In fact, there’s people out there who research and focus on big transitions like this one. There’s even a faculty for it at the University of South Carolina, so there’s more people out there who have dedicated their careers to helping students through this transition because it is a hard one!


You need these skills to be successful in university


One of the most valuable skills for first year university students is being comfortable with the uncomfortable. A lot of students feel uncomfortable because they haven’t struggled in the past and have a hard time leaning into that discomfort. By leaning into those challenges you can better understand your weaknesses and strengths and make a plan to overcome those challenges.


The most important skills are underrated because you don’t typically put them on a resume or go to school for them, but you can develop them through a gap year.


Beyond university, employers are looking for these soft skills because they can teach you hard skills like coding or whatever it may be, but they can’t teach you self-awareness or persistence for example. These are all skills you can’t get from a course, but you can develop through the challenges you face throughout your life.


Of course, the hard skills and the boxes you checked off are valuable, but what you’ve learned from these experiences is even more valuable.


You don’t have to follow a cookie-cutter path to get to where you want to go. A lot of people are concerned with checking boxes off to build their resume, but what really sets resumes apart are the unique experiences people have, especially if it’s something you can speak passionately about. For example, your interviewer will most likely ask you about your volunteer trip or your side hustle over the degree you got, which everyone else also has on their resume.


Tip: add an achievements section to your resume to highlight some of your personal accomplishments.


Differences between students who take a gap year


“If I take time off of school, will I forget what I learned?”

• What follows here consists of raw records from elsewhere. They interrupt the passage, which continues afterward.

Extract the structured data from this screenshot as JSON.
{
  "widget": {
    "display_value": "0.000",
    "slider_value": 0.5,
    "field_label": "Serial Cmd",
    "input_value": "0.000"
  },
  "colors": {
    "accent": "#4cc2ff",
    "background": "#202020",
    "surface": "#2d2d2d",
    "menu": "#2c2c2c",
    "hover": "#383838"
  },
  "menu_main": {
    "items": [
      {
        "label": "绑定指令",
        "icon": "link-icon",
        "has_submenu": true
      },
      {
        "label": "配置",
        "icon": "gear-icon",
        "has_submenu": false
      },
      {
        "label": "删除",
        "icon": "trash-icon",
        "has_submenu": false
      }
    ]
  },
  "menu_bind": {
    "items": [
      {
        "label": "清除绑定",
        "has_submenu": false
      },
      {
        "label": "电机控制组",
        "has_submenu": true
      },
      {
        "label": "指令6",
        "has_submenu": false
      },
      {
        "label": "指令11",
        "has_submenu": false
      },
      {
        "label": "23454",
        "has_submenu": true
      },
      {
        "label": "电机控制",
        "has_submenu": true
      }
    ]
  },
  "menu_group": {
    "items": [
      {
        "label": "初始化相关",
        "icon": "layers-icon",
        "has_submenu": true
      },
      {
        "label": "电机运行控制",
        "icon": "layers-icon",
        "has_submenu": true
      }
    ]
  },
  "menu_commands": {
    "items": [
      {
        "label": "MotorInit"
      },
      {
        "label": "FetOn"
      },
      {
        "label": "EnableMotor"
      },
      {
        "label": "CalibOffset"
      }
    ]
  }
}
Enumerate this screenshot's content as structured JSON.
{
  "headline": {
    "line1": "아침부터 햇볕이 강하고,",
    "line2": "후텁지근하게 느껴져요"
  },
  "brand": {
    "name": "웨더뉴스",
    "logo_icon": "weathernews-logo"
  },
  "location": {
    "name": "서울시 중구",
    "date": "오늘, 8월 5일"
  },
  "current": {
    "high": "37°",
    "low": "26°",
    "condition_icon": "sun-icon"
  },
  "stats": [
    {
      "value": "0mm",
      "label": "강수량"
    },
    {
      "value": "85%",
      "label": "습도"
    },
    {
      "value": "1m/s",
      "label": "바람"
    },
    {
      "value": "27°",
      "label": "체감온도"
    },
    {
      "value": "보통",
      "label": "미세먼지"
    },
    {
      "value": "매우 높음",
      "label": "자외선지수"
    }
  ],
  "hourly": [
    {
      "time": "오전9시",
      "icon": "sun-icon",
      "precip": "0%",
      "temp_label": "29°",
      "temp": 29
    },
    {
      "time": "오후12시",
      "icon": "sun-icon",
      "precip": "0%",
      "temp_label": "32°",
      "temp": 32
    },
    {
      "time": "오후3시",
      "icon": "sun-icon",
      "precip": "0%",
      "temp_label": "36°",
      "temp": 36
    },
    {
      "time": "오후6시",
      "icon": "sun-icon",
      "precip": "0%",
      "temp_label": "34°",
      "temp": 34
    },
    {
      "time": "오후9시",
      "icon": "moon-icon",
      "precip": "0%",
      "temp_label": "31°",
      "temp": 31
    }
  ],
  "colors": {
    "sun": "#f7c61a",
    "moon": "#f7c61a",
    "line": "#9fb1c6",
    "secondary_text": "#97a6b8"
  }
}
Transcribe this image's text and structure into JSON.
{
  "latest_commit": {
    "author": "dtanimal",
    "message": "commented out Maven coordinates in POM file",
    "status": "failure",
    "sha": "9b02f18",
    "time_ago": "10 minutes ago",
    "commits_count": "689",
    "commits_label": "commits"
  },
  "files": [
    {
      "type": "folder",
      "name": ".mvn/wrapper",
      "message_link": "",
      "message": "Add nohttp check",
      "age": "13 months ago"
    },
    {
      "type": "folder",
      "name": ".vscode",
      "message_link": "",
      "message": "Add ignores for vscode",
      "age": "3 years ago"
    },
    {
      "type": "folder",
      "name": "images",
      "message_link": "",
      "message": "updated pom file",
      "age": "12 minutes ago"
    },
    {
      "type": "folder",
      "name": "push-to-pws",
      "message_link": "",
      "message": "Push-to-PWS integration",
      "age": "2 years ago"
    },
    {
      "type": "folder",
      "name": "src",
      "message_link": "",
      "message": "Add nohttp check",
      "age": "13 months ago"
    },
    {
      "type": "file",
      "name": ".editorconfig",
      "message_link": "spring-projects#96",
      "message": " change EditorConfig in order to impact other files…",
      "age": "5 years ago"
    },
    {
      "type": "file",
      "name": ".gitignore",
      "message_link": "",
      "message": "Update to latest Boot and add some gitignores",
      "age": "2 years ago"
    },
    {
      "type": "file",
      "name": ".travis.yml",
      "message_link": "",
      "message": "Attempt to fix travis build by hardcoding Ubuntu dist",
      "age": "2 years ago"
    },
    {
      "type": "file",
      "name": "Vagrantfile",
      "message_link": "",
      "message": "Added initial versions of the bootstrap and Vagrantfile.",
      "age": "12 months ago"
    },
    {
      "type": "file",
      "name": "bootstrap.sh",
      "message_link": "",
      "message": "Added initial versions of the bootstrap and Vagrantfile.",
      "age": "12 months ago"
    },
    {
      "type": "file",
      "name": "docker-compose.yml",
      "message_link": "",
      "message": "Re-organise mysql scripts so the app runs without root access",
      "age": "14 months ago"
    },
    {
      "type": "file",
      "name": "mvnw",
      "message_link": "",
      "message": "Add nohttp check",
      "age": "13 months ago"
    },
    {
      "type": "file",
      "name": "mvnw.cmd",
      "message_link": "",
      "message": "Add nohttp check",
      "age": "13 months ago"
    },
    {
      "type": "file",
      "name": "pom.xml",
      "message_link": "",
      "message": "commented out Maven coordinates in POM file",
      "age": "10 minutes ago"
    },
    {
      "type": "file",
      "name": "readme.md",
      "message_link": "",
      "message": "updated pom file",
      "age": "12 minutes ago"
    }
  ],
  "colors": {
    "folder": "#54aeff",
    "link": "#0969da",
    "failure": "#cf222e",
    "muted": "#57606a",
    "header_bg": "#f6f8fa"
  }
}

There’s very little difference in knowledge levels when students enter a first year class. However, there’s a huge variability in how the students can apply the knowledge they already have in unfamiliar settings.


“I don’t want to be older than everyone else.”


Andrew can’t tell the difference between a first year student to an 18 or 19 year old student. In fact, many 17 years olds in the class are sometimes more mature than 19 year olds. He’s even had first year research students who have done a better job than fourth and fifth year students. At the end of the day, age doesn’t matter and it’s all about who you are and the skills you have.


Ultimately, he can’t tell the difference between a student who has taken a gap year, but he can tell the difference between a student who has had experience developing life skills versus a student who hasn’t.


But he believes doing something and working somewhere between highschool and university helps you learn some of these skills, which you need in university and will set you apart because a lot of students don’t have those skills.